Graphs
Build a Graph as an Adjacency List
Represent an undirected graph as a per-vertex list of neighbours. For every
edge (u, v), append v to adj[u] and u to adj[v]. Neighbour lists
keep insertion order so the graph is a stable, deterministic fixture for the
search lessons.
Algorithm
The canonical fixture is 6 vertices [1..6] with undirected edges
(1,2), (1,3), (2,4), (3,4), (4,5), (5,6) inserted in that order. The
final adjacency list is
{1: [2, 3], 2: [1, 4], 3: [1, 4], 4: [2, 3, 5], 5: [4, 6], 6: [5]}.

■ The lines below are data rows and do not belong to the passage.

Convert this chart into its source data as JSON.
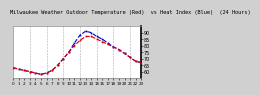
{
  "title": "Milwaukee Weather Outdoor Temperature (Red)  vs Heat Index (Blue)  (24 Hours)",
  "title_fontsize": 3.8,
  "background_color": "#d0d0d0",
  "plot_bg_color": "#ffffff",
  "xlim": [
    0,
    23
  ],
  "ylim": [
    55,
    95
  ],
  "yticks": [
    60,
    65,
    70,
    75,
    80,
    85,
    90
  ],
  "ytick_labels": [
    "60",
    "65",
    "70",
    "75",
    "80",
    "85",
    "90"
  ],
  "ytick_fontsize": 3.5,
  "xtick_fontsize": 3.0,
  "grid_color": "#999999",
  "grid_alpha": 0.8,
  "hours": [
    0,
    1,
    2,
    3,
    4,
    5,
    6,
    7,
    8,
    9,
    10,
    11,
    12,
    13,
    14,
    15,
    16,
    17,
    18,
    19,
    20,
    21,
    22,
    23
  ],
  "temp": [
    63,
    62,
    61,
    60,
    59,
    58,
    59,
    61,
    65,
    70,
    75,
    80,
    84,
    87,
    87,
    85,
    83,
    81,
    79,
    77,
    74,
    71,
    68,
    67
  ],
  "heat_index": [
    63,
    62,
    61,
    60,
    59,
    58,
    59,
    61,
    65,
    70,
    75,
    82,
    88,
    91,
    90,
    87,
    85,
    82,
    79,
    77,
    74,
    71,
    68,
    67
  ],
  "temp_color": "#dd0000",
  "heat_color": "#0000cc",
  "line_width": 0.8,
  "marker": "s",
  "marker_size": 1.2,
  "vgrid_positions": [
    3,
    6,
    9,
    12,
    15,
    18,
    21
  ]
}
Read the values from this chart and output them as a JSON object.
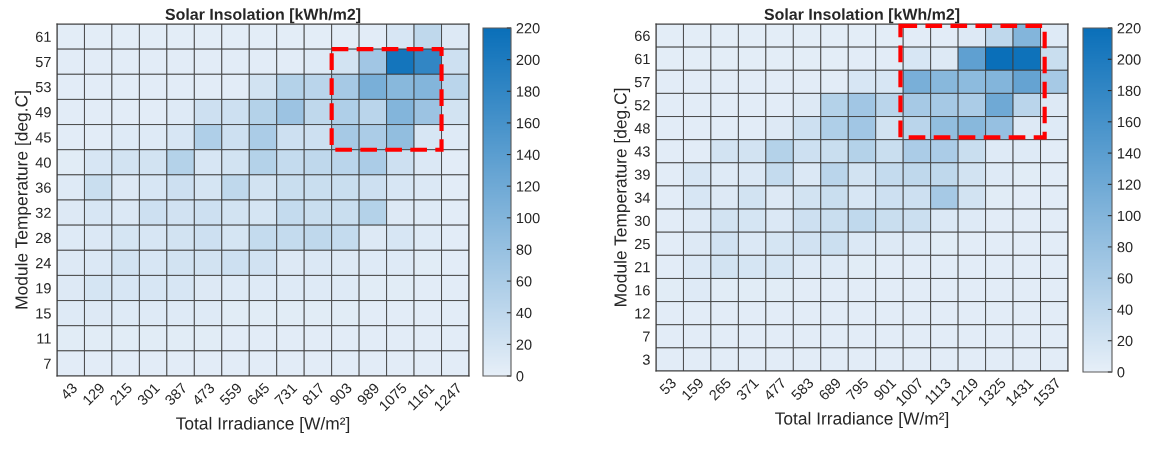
{
  "chart_data": [
    {
      "type": "heatmap",
      "title": "Solar Insolation [kWh/m2]",
      "xlabel": "Total Irradiance [W/m²]",
      "ylabel": "Module Temperature [deg.C]",
      "categories": [
        "43",
        "129",
        "215",
        "301",
        "387",
        "473",
        "559",
        "645",
        "731",
        "817",
        "903",
        "989",
        "1075",
        "1161",
        "1247"
      ],
      "y_categories": [
        "61",
        "57",
        "53",
        "49",
        "45",
        "40",
        "36",
        "32",
        "28",
        "24",
        "19",
        "15",
        "11",
        "7"
      ],
      "cells": [
        [
          3,
          3,
          3,
          3,
          3,
          3,
          3,
          3,
          3,
          3,
          3,
          5,
          15,
          40,
          10
        ],
        [
          5,
          5,
          5,
          5,
          5,
          5,
          5,
          5,
          5,
          8,
          20,
          70,
          210,
          180,
          25
        ],
        [
          5,
          5,
          5,
          5,
          5,
          5,
          5,
          20,
          50,
          45,
          65,
          110,
          95,
          100,
          45
        ],
        [
          5,
          5,
          5,
          5,
          8,
          25,
          25,
          50,
          75,
          40,
          55,
          45,
          100,
          75,
          20
        ],
        [
          5,
          5,
          8,
          8,
          15,
          55,
          25,
          60,
          25,
          25,
          65,
          60,
          85,
          15,
          8
        ],
        [
          6,
          15,
          20,
          20,
          50,
          15,
          20,
          50,
          35,
          40,
          45,
          60,
          25,
          12,
          5
        ],
        [
          8,
          30,
          10,
          15,
          25,
          18,
          40,
          20,
          30,
          30,
          30,
          25,
          15,
          12,
          5
        ],
        [
          10,
          15,
          12,
          25,
          22,
          25,
          20,
          18,
          35,
          30,
          30,
          50,
          10,
          8,
          5
        ],
        [
          8,
          12,
          18,
          15,
          20,
          25,
          18,
          35,
          35,
          40,
          35,
          10,
          15,
          8,
          5
        ],
        [
          10,
          12,
          20,
          15,
          20,
          20,
          25,
          22,
          10,
          12,
          10,
          8,
          8,
          6,
          5
        ],
        [
          10,
          18,
          15,
          15,
          15,
          10,
          8,
          8,
          8,
          8,
          8,
          6,
          6,
          5,
          5
        ],
        [
          8,
          10,
          8,
          8,
          8,
          8,
          6,
          6,
          6,
          6,
          6,
          5,
          5,
          5,
          5
        ],
        [
          6,
          6,
          6,
          6,
          6,
          6,
          5,
          5,
          5,
          5,
          5,
          5,
          5,
          5,
          5
        ],
        [
          5,
          5,
          5,
          5,
          5,
          5,
          5,
          5,
          5,
          5,
          5,
          5,
          5,
          5,
          5
        ]
      ],
      "clim": [
        0,
        220
      ],
      "cticks": [
        0,
        20,
        40,
        60,
        80,
        100,
        120,
        140,
        160,
        180,
        200,
        220
      ]
    },
    {
      "type": "heatmap",
      "title": "Solar Insolation [kWh/m2]",
      "xlabel": "Total Irradiance [W/m²]",
      "ylabel": "Module Temperature [deg.C]",
      "categories": [
        "53",
        "159",
        "265",
        "371",
        "477",
        "583",
        "689",
        "795",
        "901",
        "1007",
        "1113",
        "1219",
        "1325",
        "1431",
        "1537"
      ],
      "y_categories": [
        "66",
        "61",
        "57",
        "52",
        "48",
        "43",
        "39",
        "34",
        "30",
        "25",
        "21",
        "16",
        "12",
        "7",
        "3"
      ],
      "cells": [
        [
          3,
          3,
          3,
          3,
          3,
          3,
          3,
          3,
          3,
          5,
          5,
          10,
          40,
          100,
          8
        ],
        [
          3,
          3,
          3,
          3,
          3,
          3,
          3,
          5,
          5,
          15,
          10,
          135,
          220,
          215,
          30
        ],
        [
          5,
          5,
          5,
          5,
          5,
          5,
          5,
          15,
          15,
          110,
          95,
          90,
          100,
          130,
          65
        ],
        [
          5,
          5,
          5,
          5,
          5,
          10,
          50,
          70,
          45,
          65,
          65,
          60,
          120,
          45,
          10
        ],
        [
          5,
          5,
          5,
          5,
          10,
          25,
          55,
          70,
          20,
          45,
          85,
          95,
          80,
          10,
          8
        ],
        [
          5,
          5,
          20,
          20,
          50,
          25,
          30,
          50,
          30,
          60,
          60,
          30,
          8,
          8,
          5
        ],
        [
          5,
          15,
          8,
          12,
          35,
          12,
          45,
          20,
          35,
          40,
          40,
          20,
          8,
          6,
          5
        ],
        [
          5,
          15,
          10,
          20,
          10,
          20,
          30,
          15,
          25,
          25,
          65,
          20,
          6,
          5,
          5
        ],
        [
          5,
          8,
          20,
          18,
          12,
          25,
          30,
          38,
          30,
          28,
          12,
          8,
          5,
          5,
          5
        ],
        [
          5,
          10,
          22,
          12,
          18,
          22,
          28,
          12,
          10,
          8,
          6,
          5,
          5,
          5,
          5
        ],
        [
          5,
          12,
          20,
          18,
          18,
          8,
          8,
          6,
          5,
          5,
          5,
          5,
          5,
          5,
          5
        ],
        [
          6,
          8,
          6,
          6,
          6,
          5,
          5,
          5,
          5,
          5,
          5,
          5,
          5,
          5,
          5
        ],
        [
          5,
          5,
          5,
          5,
          5,
          5,
          5,
          5,
          5,
          5,
          5,
          5,
          5,
          5,
          5
        ],
        [
          5,
          5,
          5,
          5,
          5,
          5,
          5,
          5,
          5,
          5,
          5,
          5,
          5,
          5,
          5
        ],
        [
          5,
          5,
          5,
          5,
          5,
          5,
          5,
          5,
          5,
          5,
          5,
          5,
          5,
          5,
          5
        ]
      ],
      "clim": [
        0,
        220
      ],
      "cticks": [
        0,
        20,
        40,
        60,
        80,
        100,
        120,
        140,
        160,
        180,
        200,
        220
      ]
    }
  ]
}
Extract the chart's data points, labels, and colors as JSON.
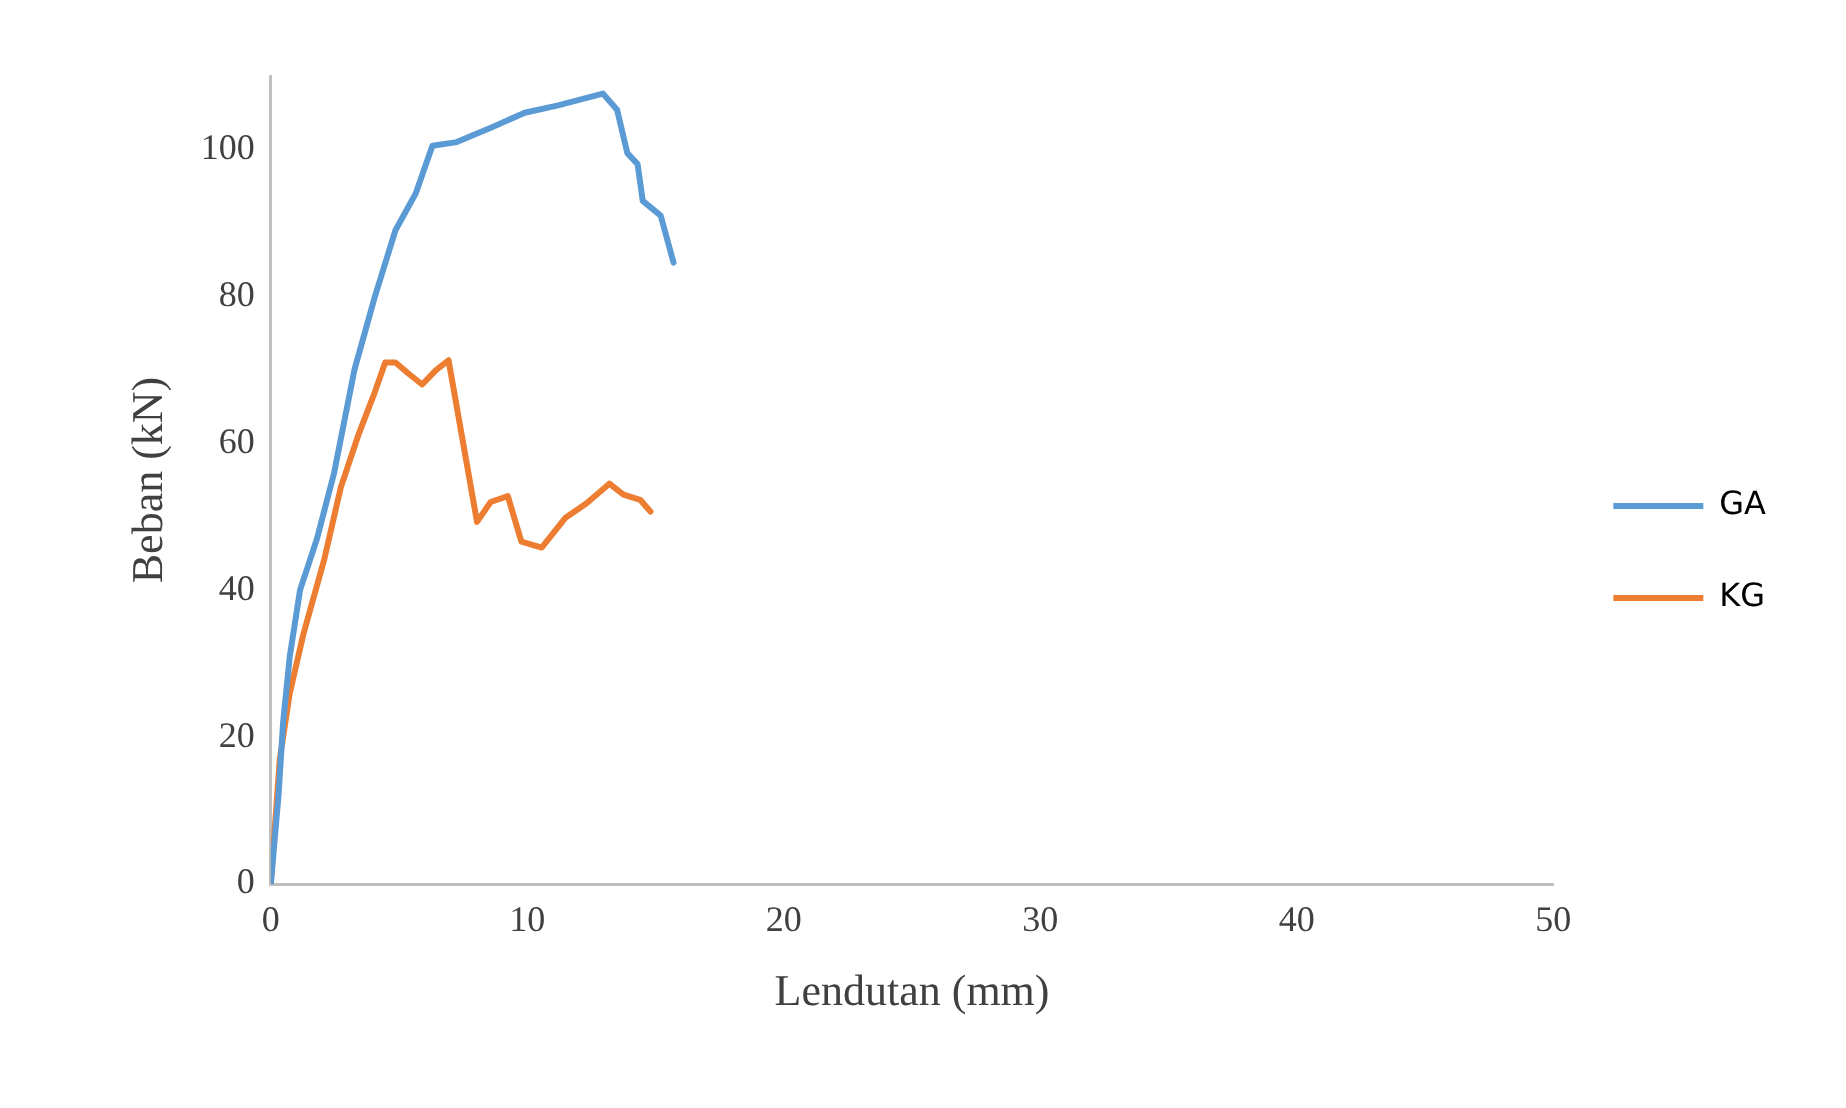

This same graph drives graph-bfs, graph-dfs, and
graph-shortest-path-bfs.
Basic Implementation
basic.php
<?php
$edges = [[1, 2], [1, 3], [2, 4], [3, 4], [4, 5], [5, 6]];
$adj = [];
foreach ($edges as $e) {
$u = $e[0];
$v = $e[1];
$adj[$u][] = $v;
$adj[$v][] = $u;
}
ksort($adj);
$parts = [];
foreach ($adj as $v => $nbrs) {
$parts[] = $v . ": [" . implode(", ", $nbrs) . "]";
}
echo "{" . implode(", ", $parts) . "}\n";
Complexity
- Build: O(V + E)
- Space: O(V + E)
Implementation notes
- PHP: an associative array maps each vertex to a list;
ksortorders keys before printing. - The replay shows the adjacency list after each edge is added, matching the lesson spec.
adjacency list
Each edge adds two directed entries, one in each direction.